On Mon, Jan 28, 2019 at 10:05:45AM -0800, Andrew Morton wrote:
> On Mon, 28 Jan 2019 09:49:59 +0100 Vincent Whitchurch <vincent.whitchurch@axis.com> wrote:
> > --- a/init/Kconfig
> > +++ b/init/Kconfig
> > @@ -1242,6 +1242,20 @@ config SYSCTL_SYSCALL
> >  
> >  	  If unsure say N here.
> >  
> > +config SYSCTL_PANIC_FATAL_SIGNALS
> > +	bool "panic-fatal-signals sysctl" if EXPERT
> > +	depends on PROC_SYSCTL
> > +	help
> > +	  If you say Y here, a kernel.panic-fatal-signals sysctl will be
> > +	  offered.  If this sysctl is turned on, the kernel will panic if any
> > +	  userspace process receives a fatal signal which would trigger a core
> > +	  dump.
> > +
> > +	  When used together with kernel core dumps, this can be useful for
> > +	  debugging some system-wide problems, primarily on embedded systems.
> > +
> > +	  If unsure, say N.
> 
> I suggest that the Kconfig help and the forthcoming documentation
> should clearly explain the dangers of enabling this!

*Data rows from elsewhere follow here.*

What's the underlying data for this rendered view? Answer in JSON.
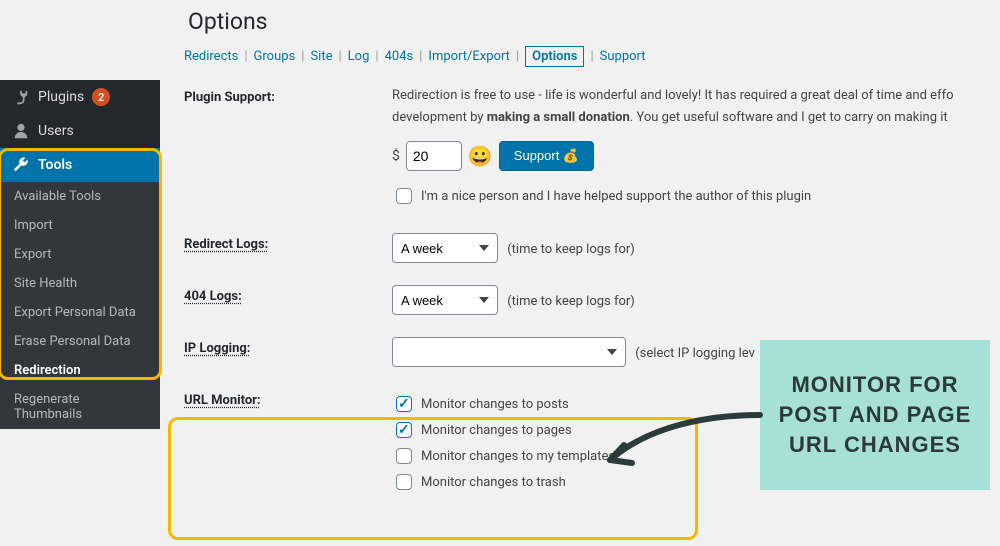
{
  "page": {
    "title": "Options"
  },
  "tabs": {
    "items": [
      "Redirects",
      "Groups",
      "Site",
      "Log",
      "404s",
      "Import/Export",
      "Options",
      "Support"
    ],
    "active": "Options"
  },
  "sidebar": {
    "plugins": {
      "label": "Plugins",
      "badge": "2"
    },
    "users": {
      "label": "Users"
    },
    "tools": {
      "label": "Tools"
    },
    "subs": [
      "Available Tools",
      "Import",
      "Export",
      "Site Health",
      "Export Personal Data",
      "Erase Personal Data",
      "Redirection",
      "Regenerate Thumbnails"
    ]
  },
  "support": {
    "label": "Plugin Support:",
    "desc1_a": "Redirection is free to use - life is wonderful and lovely! It has required a great deal of time and effo",
    "desc1_b": "development by ",
    "desc1_bold": "making a small donation",
    "desc1_c": ". You get useful software and I get to carry on making it",
    "currency": "$",
    "amount": "20",
    "button": "Support 💰",
    "nice": "I'm a nice person and I have helped support the author of this plugin"
  },
  "logs": {
    "redirect_label": "Redirect Logs:",
    "nf_label": "404 Logs:",
    "value": "A week",
    "hint": "(time to keep logs for)"
  },
  "ip": {
    "label": "IP Logging:",
    "hint": "(select IP logging lev"
  },
  "monitor": {
    "label": "URL Monitor:",
    "opts": [
      "Monitor changes to posts",
      "Monitor changes to pages",
      "Monitor changes to my templates",
      "Monitor changes to trash"
    ]
  },
  "callout": "MONITOR FOR POST AND PAGE URL CHANGES"
}
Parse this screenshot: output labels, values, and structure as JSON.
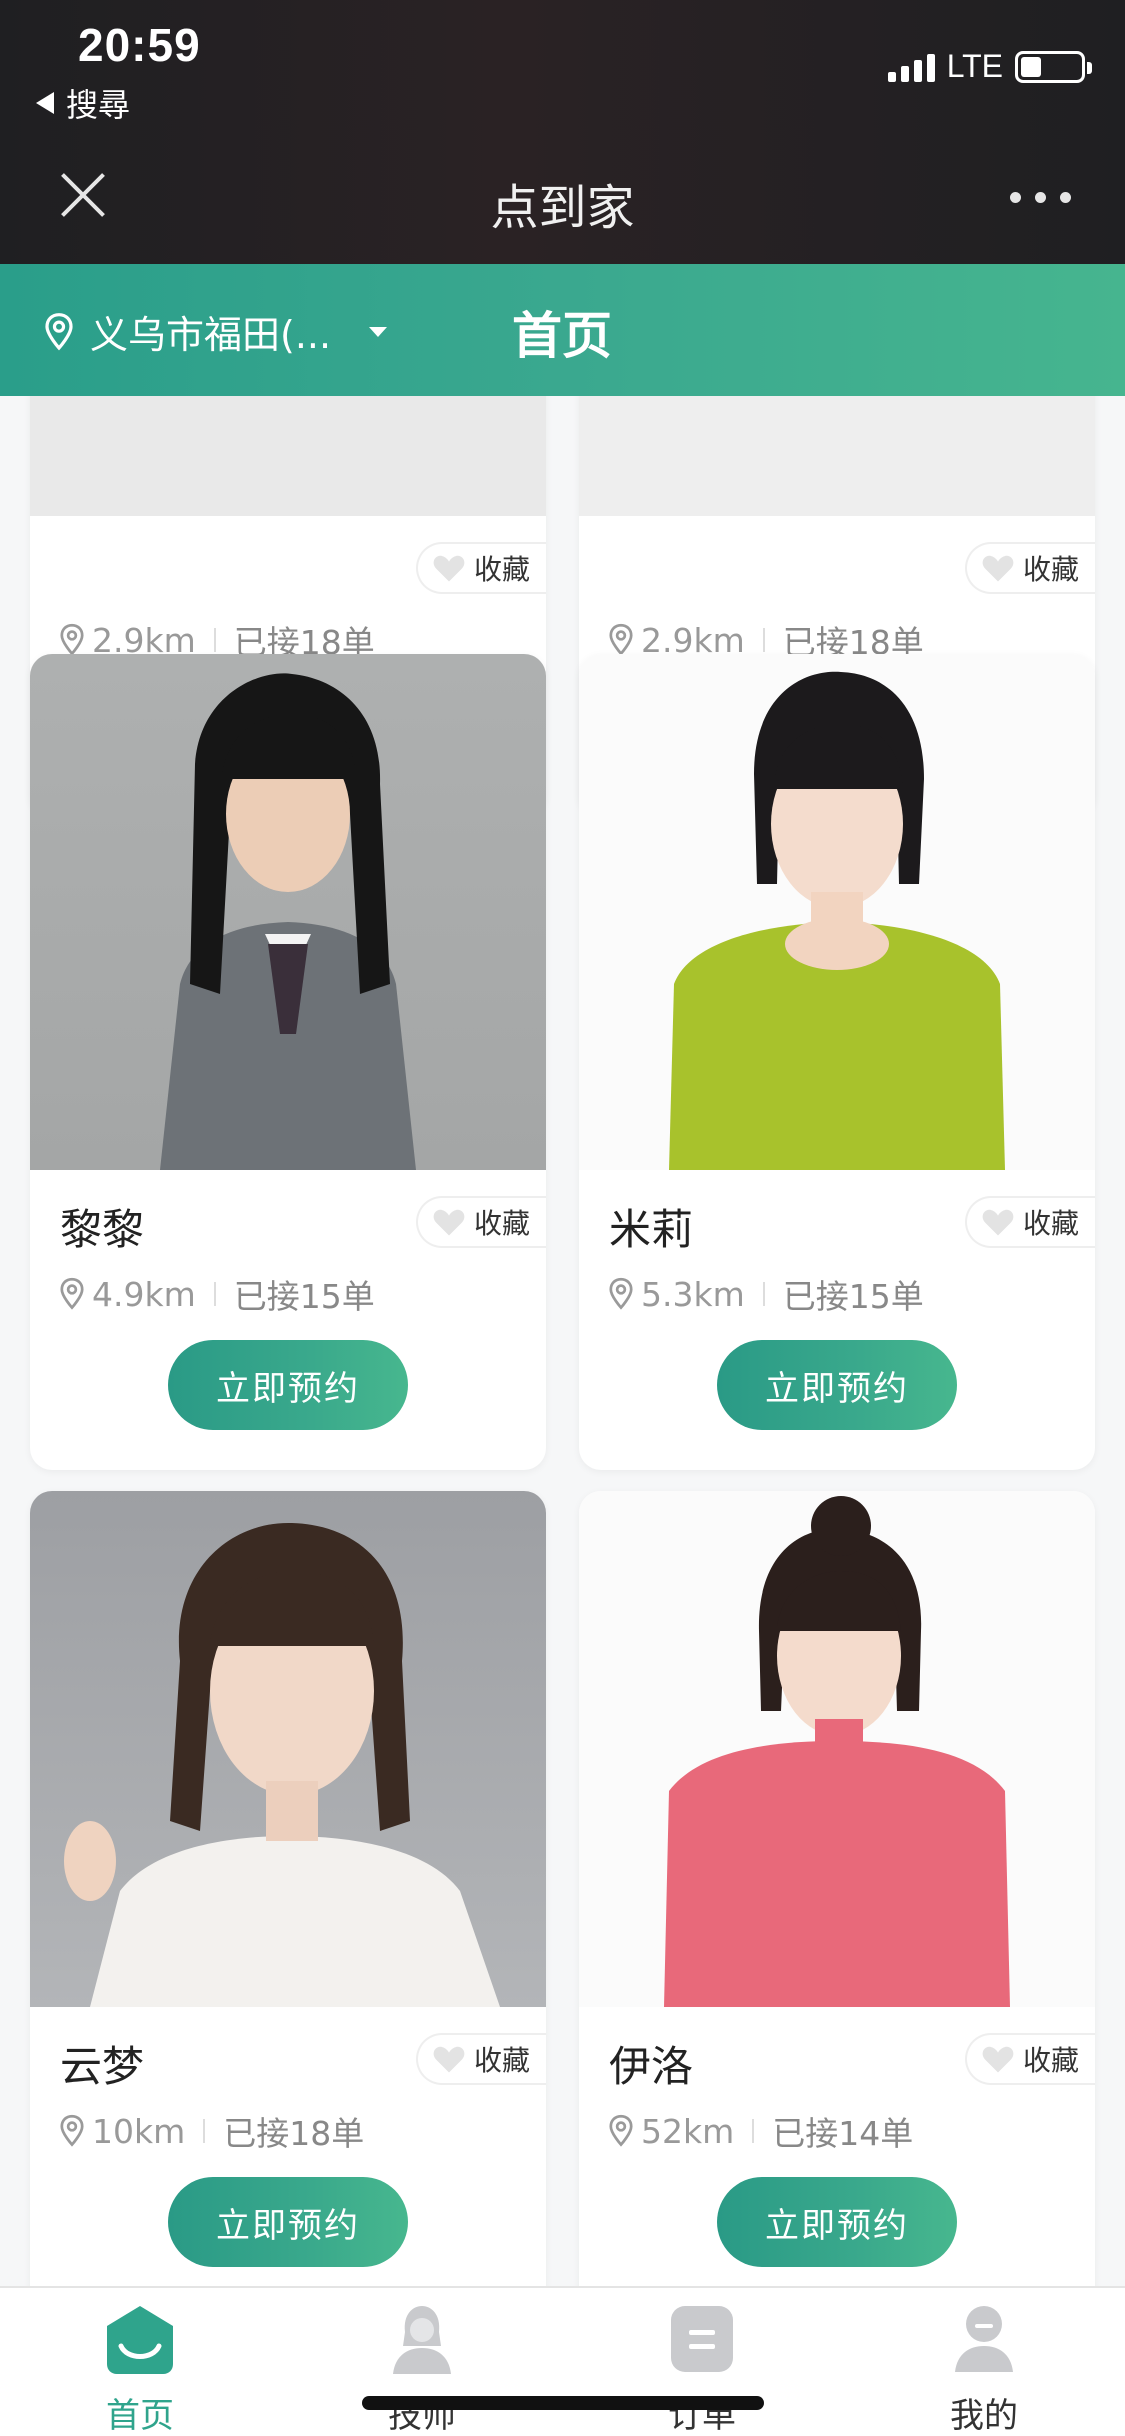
{
  "status_bar": {
    "time": "20:59",
    "back_app": "搜尋",
    "network": "LTE"
  },
  "nav_bar": {
    "title": "点到家"
  },
  "header": {
    "location": "义乌市福田(...",
    "title": "首页"
  },
  "card_action": {
    "favorite_label": "收藏",
    "book_label": "立即预约"
  },
  "cards": [
    {
      "name": "",
      "distance": "2.9km",
      "orders": "已接18单"
    },
    {
      "name": "",
      "distance": "2.9km",
      "orders": "已接18单"
    },
    {
      "name": "黎黎",
      "distance": "4.9km",
      "orders": "已接15单"
    },
    {
      "name": "米莉",
      "distance": "5.3km",
      "orders": "已接15单"
    },
    {
      "name": "云梦",
      "distance": "10km",
      "orders": "已接18单"
    },
    {
      "name": "伊洛",
      "distance": "52km",
      "orders": "已接14单"
    }
  ],
  "tabbar": {
    "items": [
      {
        "label": "首页",
        "active": true
      },
      {
        "label": "技师",
        "active": false
      },
      {
        "label": "订单",
        "active": false
      },
      {
        "label": "我的",
        "active": false
      }
    ]
  },
  "colors": {
    "accent": "#2fa48c",
    "header_start": "#2a9e8a",
    "header_end": "#46b58f"
  }
}
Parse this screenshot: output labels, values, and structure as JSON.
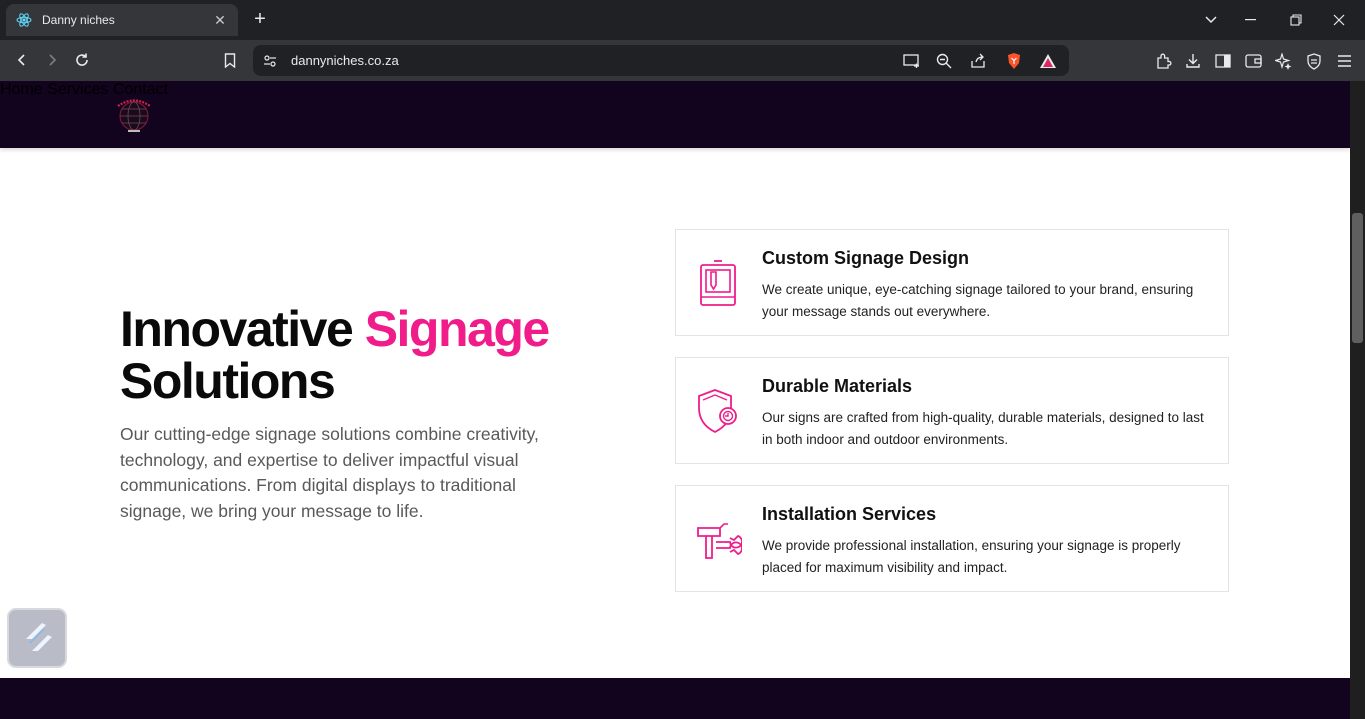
{
  "browser": {
    "tab_title": "Danny niches",
    "url": "dannyniches.co.za"
  },
  "site": {
    "nav": [
      {
        "label": "Home"
      },
      {
        "label": "Services"
      },
      {
        "label": "Contact"
      }
    ],
    "hero": {
      "title_part1": "Innovative ",
      "title_accent": "Signage",
      "title_part2": "Solutions",
      "text": "Our cutting-edge signage solutions combine creativity, technology, and expertise to deliver impactful visual communications. From digital displays to traditional signage, we bring your message to life."
    },
    "services": [
      {
        "title": "Custom Signage Design",
        "description": "We create unique, eye-catching signage tailored to your brand, ensuring your message stands out everywhere.",
        "icon": "design-icon"
      },
      {
        "title": "Durable Materials",
        "description": "Our signs are crafted from high-quality, durable materials, designed to last in both indoor and outdoor environments.",
        "icon": "shield-icon"
      },
      {
        "title": "Installation Services",
        "description": "We provide professional installation, ensuring your signage is properly placed for maximum visibility and impact.",
        "icon": "tools-icon"
      }
    ]
  },
  "colors": {
    "accent": "#f01c8a",
    "header_bg": "#12041f"
  }
}
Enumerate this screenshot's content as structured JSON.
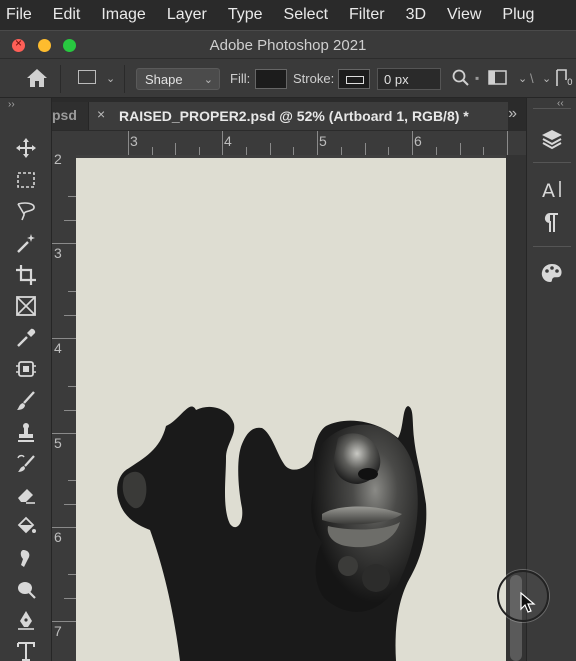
{
  "menubar": {
    "items": [
      "File",
      "Edit",
      "Image",
      "Layer",
      "Type",
      "Select",
      "Filter",
      "3D",
      "View",
      "Plug"
    ]
  },
  "window": {
    "title": "Adobe Photoshop 2021"
  },
  "options_bar": {
    "shape_mode": "Shape",
    "fill_label": "Fill:",
    "stroke_label": "Stroke:",
    "stroke_width": "0 px",
    "fill_color": "#1c1c1c",
    "stroke_color": "#1c1c1c"
  },
  "tabs": {
    "previous_tab": "psd",
    "active_tab": "RAISED_PROPER2.psd @ 52% (Artboard 1, RGB/8) *",
    "close_glyph": "×",
    "more_glyph": "»"
  },
  "rulers": {
    "top_labels": [
      "3",
      "4",
      "5",
      "6"
    ],
    "left_labels": [
      "2",
      "3",
      "4",
      "5",
      "6",
      "7"
    ]
  },
  "toolbar": {
    "collapse_glyph": "››",
    "tools": [
      "move-tool",
      "marquee-tool",
      "lasso-tool",
      "magic-wand-tool",
      "crop-tool",
      "frame-tool",
      "eyedropper-tool",
      "spot-healing-tool",
      "brush-tool",
      "clone-stamp-tool",
      "history-brush-tool",
      "eraser-tool",
      "paint-bucket-tool",
      "smudge-tool",
      "dodge-tool",
      "pen-tool",
      "type-tool"
    ]
  },
  "dock": {
    "collapse_glyph": "‹‹",
    "panels": [
      "layers-panel",
      "character-panel",
      "paragraph-panel",
      "swatches-panel"
    ]
  },
  "colors": {
    "artboard": "#deddd2",
    "silhouette": "#1a1a1a",
    "ui_dark": "#2b2b2b",
    "ui_panel": "#3a3a3a"
  }
}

And so, should default to n.

  Luis

Re: [PATCH v2] sysctl: Add panic-fatal-signals

[Richard Weinberger]

On Wed, Jan 30, 2019 at 3:49 PM Luis Chamberlain <mcgrof@kernel.org> wrote:
>
> On Mon, Jan 28, 2019 at 10:05:45AM -0800, Andrew Morton wrote:
> > On Mon, 28 Jan 2019 09:49:59 +0100 Vincent Whitchurch <vincent.whitchurch@axis.com> wrote:
> > > --- a/init/Kconfig
> > > +++ b/init/Kconfig
> > > @@ -1242,6 +1242,20 @@ config SYSCTL_SYSCALL
> > >
> > >       If unsure say N here.
> > >
> > > +config SYSCTL_PANIC_FATAL_SIGNALS
> > > +   bool "panic-fatal-signals sysctl" if EXPERT
> > > +   depends on PROC_SYSCTL
> > > +   help
> > > +     If you say Y here, a kernel.panic-fatal-signals sysctl will be
> > > +     offered.  If this sysctl is turned on, the kernel will panic if any
> > > +     userspace process receives a fatal signal which would trigger a core
> > > +     dump.
> > > +
> > > +     When used together with kernel core dumps, this can be useful for
> > > +     debugging some system-wide problems, primarily on embedded systems.
> > > +
> > > +     If unsure, say N.
> >
> > I suggest that the Kconfig help and the forthcoming documentation
> > should clearly explain the dangers of enabling this!
>
> And so, should default to n.
>
>   Luis

Hmm, why can't this be a core dump helper?
Such as:

#!/bin/sh
# Usage:
# echo "|/root/crash.sh %p %e %s" > /proc/sys/kernel/core_pattern

PID="$1"
COMM="$2"
SIGNAL="$3"

echo "$COMM ($PID) died by signal $SIGNAL, killing kernel" > /dev/kmsg
echo c > /proc/sysrq-trigger

-- 
Thanks,
//richard

Re: [PATCH v2] sysctl: Add panic-fatal-signals

[Vincent Whitchurch]

On Wed, Jan 30, 2019 at 04:02:36PM +0100, Richard Weinberger wrote:
> Hmm, why can't this be a core dump helper?
> Such as:
> 
> #!/bin/sh
> # Usage:
> # echo "|/root/crash.sh %p %e %s" > /proc/sys/kernel/core_pattern
> 
> PID="$1"
> COMM="$2"
> SIGNAL="$3"
> 
> echo "$COMM ($PID) died by signal $SIGNAL, killing kernel" > /dev/kmsg
> echo c > /proc/sysrq-trigger

Yes, that looks like it should work.  Thanks.